Going into the theater, I was expecting just another half-funny, overacted romantic comedy, but while there were some clichéd moments, the film was surprisingly deep. It dealt with realistic characters and complex motivations and it tackled the subjects of sexuality and identity with remarkable grace.
The acting in “Love, Simon” was phenomenal. From excitement to anxiety to abject despair, Nick Robinson played the film’s lead, Simon Spier, very well. Simon’s friends, played by Katherine Langford, Alexandra Shipp and Jorge Lendeborg Jr. all gave excellent supporting performances, as did Josh Duhamel and Jennifer Garner as Simon’s parents. There were a lot of emotions in “Love, Simon,” and a lot of dialogue. The cast handled both beautifully.
The plot was truly interesting and served as the perfect vehicle to showcase Simon’s coming of age and his own acceptance of his identity.
My only criticism is the film seemed to get a bit sidetracked at times. I felt that its 1 hour, 50 minutes runtime could have been condensed just a bit by removing some of the more unnecessary plot elements. A colorful song and dance number which takes place in Simon’s imagination was fun to watch, but ultimately added nothing to the film.
Superfluous elements aside, the rest of the plot was truly beautiful and the finale made me feel as though I was on top of the world.
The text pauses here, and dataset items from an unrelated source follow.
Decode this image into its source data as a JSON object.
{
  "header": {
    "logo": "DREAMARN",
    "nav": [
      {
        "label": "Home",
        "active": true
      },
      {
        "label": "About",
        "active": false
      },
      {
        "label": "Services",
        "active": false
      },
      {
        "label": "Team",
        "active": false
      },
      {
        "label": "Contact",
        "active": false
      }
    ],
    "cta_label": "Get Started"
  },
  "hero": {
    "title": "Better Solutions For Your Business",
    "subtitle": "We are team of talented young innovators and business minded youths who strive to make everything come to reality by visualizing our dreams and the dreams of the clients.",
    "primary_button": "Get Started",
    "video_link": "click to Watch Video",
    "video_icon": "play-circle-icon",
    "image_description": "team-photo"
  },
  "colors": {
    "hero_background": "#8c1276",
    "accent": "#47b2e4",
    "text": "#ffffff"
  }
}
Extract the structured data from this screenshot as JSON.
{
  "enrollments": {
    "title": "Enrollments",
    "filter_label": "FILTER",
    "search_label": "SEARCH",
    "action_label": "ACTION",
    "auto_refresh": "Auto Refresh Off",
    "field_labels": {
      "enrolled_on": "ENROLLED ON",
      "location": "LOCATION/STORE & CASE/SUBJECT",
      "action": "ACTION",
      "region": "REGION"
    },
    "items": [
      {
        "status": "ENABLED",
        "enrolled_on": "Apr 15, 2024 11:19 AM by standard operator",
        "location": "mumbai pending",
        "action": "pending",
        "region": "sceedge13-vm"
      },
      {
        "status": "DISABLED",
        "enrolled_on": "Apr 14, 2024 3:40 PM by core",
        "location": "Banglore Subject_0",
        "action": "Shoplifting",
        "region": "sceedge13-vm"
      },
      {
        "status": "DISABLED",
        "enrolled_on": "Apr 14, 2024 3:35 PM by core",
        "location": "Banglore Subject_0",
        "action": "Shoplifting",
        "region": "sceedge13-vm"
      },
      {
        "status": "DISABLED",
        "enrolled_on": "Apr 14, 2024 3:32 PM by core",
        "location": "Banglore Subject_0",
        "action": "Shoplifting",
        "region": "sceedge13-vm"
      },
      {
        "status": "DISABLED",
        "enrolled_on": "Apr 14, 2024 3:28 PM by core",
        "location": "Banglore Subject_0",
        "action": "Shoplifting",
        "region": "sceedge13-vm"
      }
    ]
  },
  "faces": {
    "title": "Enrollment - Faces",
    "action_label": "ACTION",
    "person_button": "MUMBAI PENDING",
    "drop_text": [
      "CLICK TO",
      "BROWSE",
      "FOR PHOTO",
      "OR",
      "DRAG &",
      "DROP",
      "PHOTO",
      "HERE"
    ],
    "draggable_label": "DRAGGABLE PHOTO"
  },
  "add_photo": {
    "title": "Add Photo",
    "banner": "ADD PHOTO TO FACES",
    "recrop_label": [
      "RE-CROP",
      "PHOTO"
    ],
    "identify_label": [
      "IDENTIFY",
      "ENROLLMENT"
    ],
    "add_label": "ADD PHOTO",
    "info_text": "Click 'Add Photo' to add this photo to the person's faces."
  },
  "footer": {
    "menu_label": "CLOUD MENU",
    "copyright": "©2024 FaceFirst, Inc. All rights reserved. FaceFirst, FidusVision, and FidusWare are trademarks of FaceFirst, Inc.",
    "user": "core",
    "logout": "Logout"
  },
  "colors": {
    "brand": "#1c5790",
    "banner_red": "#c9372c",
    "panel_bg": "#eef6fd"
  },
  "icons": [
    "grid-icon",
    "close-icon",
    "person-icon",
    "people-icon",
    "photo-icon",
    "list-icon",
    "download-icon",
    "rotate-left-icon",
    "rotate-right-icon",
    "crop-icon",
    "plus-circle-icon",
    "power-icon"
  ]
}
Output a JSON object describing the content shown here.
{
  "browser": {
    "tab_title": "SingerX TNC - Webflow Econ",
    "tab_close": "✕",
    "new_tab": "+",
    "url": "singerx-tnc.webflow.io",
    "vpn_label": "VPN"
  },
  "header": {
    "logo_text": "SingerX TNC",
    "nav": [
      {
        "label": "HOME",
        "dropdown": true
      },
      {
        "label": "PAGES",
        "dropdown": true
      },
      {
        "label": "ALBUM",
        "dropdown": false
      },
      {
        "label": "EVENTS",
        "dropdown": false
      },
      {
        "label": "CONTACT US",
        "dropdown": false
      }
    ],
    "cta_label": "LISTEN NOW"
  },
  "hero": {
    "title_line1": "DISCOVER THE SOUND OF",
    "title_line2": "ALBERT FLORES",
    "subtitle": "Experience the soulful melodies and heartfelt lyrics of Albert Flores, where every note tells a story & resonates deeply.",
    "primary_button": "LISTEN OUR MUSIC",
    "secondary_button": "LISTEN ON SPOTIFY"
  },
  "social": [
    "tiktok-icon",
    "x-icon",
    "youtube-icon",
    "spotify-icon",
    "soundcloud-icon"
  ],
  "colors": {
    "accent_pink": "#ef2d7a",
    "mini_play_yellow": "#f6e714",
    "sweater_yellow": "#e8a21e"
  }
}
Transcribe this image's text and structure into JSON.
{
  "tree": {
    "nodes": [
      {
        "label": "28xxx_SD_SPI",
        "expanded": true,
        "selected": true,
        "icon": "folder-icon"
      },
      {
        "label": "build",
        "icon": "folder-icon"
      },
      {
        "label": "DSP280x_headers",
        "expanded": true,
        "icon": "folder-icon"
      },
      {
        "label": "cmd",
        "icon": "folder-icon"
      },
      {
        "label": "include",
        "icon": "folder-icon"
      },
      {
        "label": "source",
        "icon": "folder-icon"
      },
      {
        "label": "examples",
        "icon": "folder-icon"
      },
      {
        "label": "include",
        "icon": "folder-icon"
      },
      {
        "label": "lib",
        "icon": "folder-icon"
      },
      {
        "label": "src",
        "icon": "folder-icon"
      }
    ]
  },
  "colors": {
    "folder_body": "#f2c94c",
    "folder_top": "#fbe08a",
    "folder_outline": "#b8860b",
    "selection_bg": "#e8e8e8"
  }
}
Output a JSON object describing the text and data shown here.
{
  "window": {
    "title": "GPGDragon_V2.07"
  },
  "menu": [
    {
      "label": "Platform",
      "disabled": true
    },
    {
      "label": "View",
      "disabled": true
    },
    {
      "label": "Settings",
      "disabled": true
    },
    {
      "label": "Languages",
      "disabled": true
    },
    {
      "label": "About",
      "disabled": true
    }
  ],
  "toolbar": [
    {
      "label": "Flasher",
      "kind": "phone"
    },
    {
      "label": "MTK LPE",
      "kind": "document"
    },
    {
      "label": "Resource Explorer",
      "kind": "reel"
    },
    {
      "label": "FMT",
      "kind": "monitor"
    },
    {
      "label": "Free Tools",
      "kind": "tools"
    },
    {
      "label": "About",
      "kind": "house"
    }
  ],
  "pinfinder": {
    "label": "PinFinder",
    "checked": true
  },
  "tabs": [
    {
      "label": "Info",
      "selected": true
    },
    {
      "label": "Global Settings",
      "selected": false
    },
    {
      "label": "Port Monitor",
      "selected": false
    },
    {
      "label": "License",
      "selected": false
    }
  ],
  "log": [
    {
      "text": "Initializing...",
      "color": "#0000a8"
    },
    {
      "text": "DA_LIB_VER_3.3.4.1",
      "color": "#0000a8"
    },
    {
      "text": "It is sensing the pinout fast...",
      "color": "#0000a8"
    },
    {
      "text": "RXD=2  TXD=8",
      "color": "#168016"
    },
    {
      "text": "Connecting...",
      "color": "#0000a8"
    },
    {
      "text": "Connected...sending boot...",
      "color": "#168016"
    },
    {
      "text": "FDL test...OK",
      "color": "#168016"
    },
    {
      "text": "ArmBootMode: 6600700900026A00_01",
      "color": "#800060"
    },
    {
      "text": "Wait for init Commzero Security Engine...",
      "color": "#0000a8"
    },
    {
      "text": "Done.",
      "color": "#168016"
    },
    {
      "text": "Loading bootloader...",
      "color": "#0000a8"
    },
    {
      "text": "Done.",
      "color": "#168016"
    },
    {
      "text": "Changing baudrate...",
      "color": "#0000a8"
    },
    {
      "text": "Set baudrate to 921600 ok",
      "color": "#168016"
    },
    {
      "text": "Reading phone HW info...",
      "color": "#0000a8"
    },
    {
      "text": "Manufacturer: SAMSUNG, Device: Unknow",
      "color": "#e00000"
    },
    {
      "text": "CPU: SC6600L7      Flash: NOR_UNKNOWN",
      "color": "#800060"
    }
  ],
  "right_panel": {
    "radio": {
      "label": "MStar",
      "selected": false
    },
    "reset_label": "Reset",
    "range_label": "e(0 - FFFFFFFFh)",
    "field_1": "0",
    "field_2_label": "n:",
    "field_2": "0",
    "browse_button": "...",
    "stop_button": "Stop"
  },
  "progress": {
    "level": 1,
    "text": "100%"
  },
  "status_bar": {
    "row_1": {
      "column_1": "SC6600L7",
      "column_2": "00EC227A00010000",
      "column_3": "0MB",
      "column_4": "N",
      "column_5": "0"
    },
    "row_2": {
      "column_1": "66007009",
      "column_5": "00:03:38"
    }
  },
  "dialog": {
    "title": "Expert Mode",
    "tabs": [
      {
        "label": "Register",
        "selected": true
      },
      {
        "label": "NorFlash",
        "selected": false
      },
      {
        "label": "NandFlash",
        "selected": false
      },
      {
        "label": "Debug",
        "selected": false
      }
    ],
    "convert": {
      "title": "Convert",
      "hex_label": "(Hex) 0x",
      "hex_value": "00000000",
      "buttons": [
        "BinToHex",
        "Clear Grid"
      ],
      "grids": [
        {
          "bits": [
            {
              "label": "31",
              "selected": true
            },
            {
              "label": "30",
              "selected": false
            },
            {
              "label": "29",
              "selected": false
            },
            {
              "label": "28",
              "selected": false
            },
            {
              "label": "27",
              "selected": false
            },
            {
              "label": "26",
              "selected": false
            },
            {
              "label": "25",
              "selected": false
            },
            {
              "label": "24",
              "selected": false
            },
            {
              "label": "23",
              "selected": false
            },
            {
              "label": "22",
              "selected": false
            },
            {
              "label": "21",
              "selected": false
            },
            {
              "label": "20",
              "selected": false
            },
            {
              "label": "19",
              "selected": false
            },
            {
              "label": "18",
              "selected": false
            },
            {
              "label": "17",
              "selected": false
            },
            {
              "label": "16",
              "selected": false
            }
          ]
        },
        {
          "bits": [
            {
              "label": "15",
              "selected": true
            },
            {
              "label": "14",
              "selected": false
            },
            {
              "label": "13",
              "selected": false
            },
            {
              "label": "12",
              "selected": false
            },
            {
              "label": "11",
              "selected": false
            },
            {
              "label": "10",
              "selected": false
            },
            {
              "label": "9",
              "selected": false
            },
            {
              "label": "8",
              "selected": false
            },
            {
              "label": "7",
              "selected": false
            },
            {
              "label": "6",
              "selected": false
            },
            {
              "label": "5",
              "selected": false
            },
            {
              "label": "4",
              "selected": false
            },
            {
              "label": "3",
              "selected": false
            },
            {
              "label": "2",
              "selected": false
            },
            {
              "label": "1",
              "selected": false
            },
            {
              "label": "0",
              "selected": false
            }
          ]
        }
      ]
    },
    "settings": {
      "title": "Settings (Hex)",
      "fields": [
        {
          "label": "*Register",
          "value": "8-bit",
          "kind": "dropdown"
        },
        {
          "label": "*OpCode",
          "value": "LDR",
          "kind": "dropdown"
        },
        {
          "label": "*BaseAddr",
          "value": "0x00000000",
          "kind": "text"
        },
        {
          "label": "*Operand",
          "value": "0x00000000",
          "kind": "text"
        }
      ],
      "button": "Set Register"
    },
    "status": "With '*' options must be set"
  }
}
Normally, I don’t pay much attention to set design, but the backgrounds of some scenes in this film were amazing. Simon’s bedroom was plastered with posters, and the attention to detail the designers must have put in is incredible. From a “Bob’s Burgers” poster by the door, to Panic! at the Disco memorabilia in the bathroom, Simon’s room felt real. And his wasn’t the only one. The houses of some of Simon’s friends had an equally realistic feel. I was truly impressed by the meticulous details of the background.
Thematically, the film was wonderful. It maintained a focus on identity and the struggles of finding oneself. It dealt with disputes among friends, morality and the lengths to which we will go for love.
It portrayed misunderstanding, confusion and the need to make mistakes. It highlighted family, change and regret. Most remarkably, it brought it all home and wrapped it up in a nice little narrative. The movie handled all these themes and came out on the other side without drowning under the weight of them all, a truly impressive feat for director Greg Berlanti.
And on top of it all, “Love, Simon” was funny. I found myself laughing out loud on more than one occasion, something I rarely do in the theater.
Overall, “Love, Simon” is a truly touching, beautiful and hilarious film. It got off track once or twice and could have been a little bit shorter, but compared to the magnificent plot, acting and thematic elements, those are very minor criticisms. The film is almost out of theaters, but I would absolutely recommend watching this movie at home.